The Anti-Counterfeiting Trade Agreement has taken several hits this week after three European parliamentary committees joined Dutch MPs in rejecting the controversial treaty.

All three committees advising Europe's International Trade Committee – which will adopt a final position by June 21, when it is passed to Parliament for consent – did not approve of the treaty.
The Trade Committee may still choose to overrule the advice of the three committees when it adopts its own final position on the treaty.
However, the position taken by the three committees was seen by some as a "strong signal" that Europe would ultimately vote down the ACTA proposal.
"Together the votes are a protest against an unnecessarily imbalanced and ill-considered treaty," Open Rights Group spokesman Peter Bradwell said.
"There is still a long way to go before ACTA is finally defeated. The final vote in the European Parliament is in a month's time.
"We need to continue to convince more MEPs [Members of the European Parliament] that ACTA puts our privacy and freedom of expression at risk and is an affront to democratic principles."
Of the three parliamentary committees to reject ACTA:
- the Civil Liberties Committee raised privacy and ambiguity concerns with ACTA. It voted against ACTA 36 to one, with 21 abstentions;
- the Industry Committee was critical of the lack of balance between property rights, personal data and internet freedoms, and warned that adopting ACTA "could create legal uncertainty for European firms". It rejected the treaty by 31 votes to 25.
- the Legal Affairs Committee vote went down to the wire – 12 to 10, with two abstentions.
The committees' rejections follow protests across Europe against ACTA in February of this year. More than 25,000 demonstrators braved freezing temperatures in Germany, with others holding similar rallies in other European capitals.
More protests are set for June 9, weeks out from the European Parliament's final vote.
"Whilst many have been saying that ACTA is now dead in the water, there is a very real danger that rather than dropping it outright, they will ask for it to be 'reconsidered' or amended," Pirate Party UK secretary Harley Faggetter said.
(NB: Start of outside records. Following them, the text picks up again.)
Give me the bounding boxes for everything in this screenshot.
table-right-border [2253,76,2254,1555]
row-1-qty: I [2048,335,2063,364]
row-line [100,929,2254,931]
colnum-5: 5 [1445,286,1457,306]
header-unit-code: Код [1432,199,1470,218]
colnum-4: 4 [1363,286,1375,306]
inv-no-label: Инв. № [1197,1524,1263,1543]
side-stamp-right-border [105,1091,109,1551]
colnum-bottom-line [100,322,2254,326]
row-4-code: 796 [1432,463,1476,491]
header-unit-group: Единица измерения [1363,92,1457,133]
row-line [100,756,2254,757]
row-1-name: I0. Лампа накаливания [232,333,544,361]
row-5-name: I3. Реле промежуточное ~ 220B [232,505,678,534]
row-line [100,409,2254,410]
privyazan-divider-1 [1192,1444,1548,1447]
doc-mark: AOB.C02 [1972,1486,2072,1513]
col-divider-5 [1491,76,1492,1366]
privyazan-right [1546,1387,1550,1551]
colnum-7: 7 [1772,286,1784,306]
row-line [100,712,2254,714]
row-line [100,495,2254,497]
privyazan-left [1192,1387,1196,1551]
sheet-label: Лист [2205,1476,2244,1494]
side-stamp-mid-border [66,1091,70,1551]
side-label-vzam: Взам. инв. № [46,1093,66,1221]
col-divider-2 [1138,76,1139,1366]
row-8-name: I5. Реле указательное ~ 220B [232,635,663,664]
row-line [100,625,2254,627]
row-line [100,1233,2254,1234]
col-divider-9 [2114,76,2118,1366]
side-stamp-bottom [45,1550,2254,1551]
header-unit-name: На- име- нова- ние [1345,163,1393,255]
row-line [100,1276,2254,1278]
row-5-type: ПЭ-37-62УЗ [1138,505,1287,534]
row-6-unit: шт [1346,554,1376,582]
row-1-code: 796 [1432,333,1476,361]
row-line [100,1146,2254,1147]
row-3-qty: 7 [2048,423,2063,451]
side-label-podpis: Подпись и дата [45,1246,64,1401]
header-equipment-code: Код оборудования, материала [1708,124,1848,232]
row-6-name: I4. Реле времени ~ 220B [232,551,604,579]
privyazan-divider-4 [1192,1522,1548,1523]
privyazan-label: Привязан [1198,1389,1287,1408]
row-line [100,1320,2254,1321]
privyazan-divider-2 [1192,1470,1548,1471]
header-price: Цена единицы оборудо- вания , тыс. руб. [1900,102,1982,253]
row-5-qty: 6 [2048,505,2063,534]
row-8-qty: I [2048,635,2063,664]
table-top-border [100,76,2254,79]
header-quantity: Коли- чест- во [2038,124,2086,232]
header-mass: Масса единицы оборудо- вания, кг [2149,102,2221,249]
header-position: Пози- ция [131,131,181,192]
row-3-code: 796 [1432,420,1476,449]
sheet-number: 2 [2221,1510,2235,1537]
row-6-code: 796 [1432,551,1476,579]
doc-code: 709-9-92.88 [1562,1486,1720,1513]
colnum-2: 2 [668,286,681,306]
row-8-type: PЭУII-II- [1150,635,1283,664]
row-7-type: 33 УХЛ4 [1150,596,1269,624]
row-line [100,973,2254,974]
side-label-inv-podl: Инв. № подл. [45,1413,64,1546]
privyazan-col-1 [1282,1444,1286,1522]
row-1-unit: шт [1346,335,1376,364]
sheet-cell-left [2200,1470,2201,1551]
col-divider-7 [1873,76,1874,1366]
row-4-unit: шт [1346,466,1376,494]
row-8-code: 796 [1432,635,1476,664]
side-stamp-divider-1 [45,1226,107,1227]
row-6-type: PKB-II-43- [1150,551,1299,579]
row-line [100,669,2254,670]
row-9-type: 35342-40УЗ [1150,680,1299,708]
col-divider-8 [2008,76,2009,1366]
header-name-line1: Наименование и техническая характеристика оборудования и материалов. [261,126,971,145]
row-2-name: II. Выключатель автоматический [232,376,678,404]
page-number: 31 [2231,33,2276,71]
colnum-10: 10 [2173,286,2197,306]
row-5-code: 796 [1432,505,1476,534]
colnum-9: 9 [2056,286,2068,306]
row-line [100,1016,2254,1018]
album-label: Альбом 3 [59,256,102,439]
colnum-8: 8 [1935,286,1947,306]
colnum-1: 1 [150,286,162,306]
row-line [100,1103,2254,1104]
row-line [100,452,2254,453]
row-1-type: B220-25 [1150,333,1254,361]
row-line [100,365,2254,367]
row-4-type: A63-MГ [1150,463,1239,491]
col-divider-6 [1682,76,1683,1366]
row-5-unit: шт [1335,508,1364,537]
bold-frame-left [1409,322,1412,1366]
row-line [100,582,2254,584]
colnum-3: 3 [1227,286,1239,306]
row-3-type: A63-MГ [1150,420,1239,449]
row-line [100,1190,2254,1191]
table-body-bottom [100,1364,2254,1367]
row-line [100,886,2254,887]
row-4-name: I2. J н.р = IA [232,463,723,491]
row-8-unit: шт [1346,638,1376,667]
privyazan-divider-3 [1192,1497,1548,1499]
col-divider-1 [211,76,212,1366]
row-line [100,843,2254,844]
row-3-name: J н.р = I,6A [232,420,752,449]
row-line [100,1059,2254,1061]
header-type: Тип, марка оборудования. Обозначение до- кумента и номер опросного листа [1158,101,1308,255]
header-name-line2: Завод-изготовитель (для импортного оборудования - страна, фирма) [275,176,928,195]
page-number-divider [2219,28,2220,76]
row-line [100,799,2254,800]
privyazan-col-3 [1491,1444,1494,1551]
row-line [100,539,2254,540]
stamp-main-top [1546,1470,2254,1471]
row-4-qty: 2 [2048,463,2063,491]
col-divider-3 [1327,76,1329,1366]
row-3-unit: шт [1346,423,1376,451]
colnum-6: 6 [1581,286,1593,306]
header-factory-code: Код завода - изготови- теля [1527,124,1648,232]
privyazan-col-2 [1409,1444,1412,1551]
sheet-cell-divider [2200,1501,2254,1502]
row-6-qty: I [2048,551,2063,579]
"We need to remind MEPs what their constituents expect from them before they sit down in Parliament to discuss ACTA."
If Europe ultimately rejects the ACTA, it will be scrapped, according to a report by BBC News.
MPs from the Netherlands did not wait for the European vote before passing motions not to sign or ratify ACTA earlier this week, according to a Dutch internet freedom blog.
Australia became a signatory to the ACTA treaty at a meeting in Tokyo late last year. The Department of Foreign Affairs and Trade (DFAT) has repeatedly sought to reassure Australians that the treaty won't impinge internet freedoms.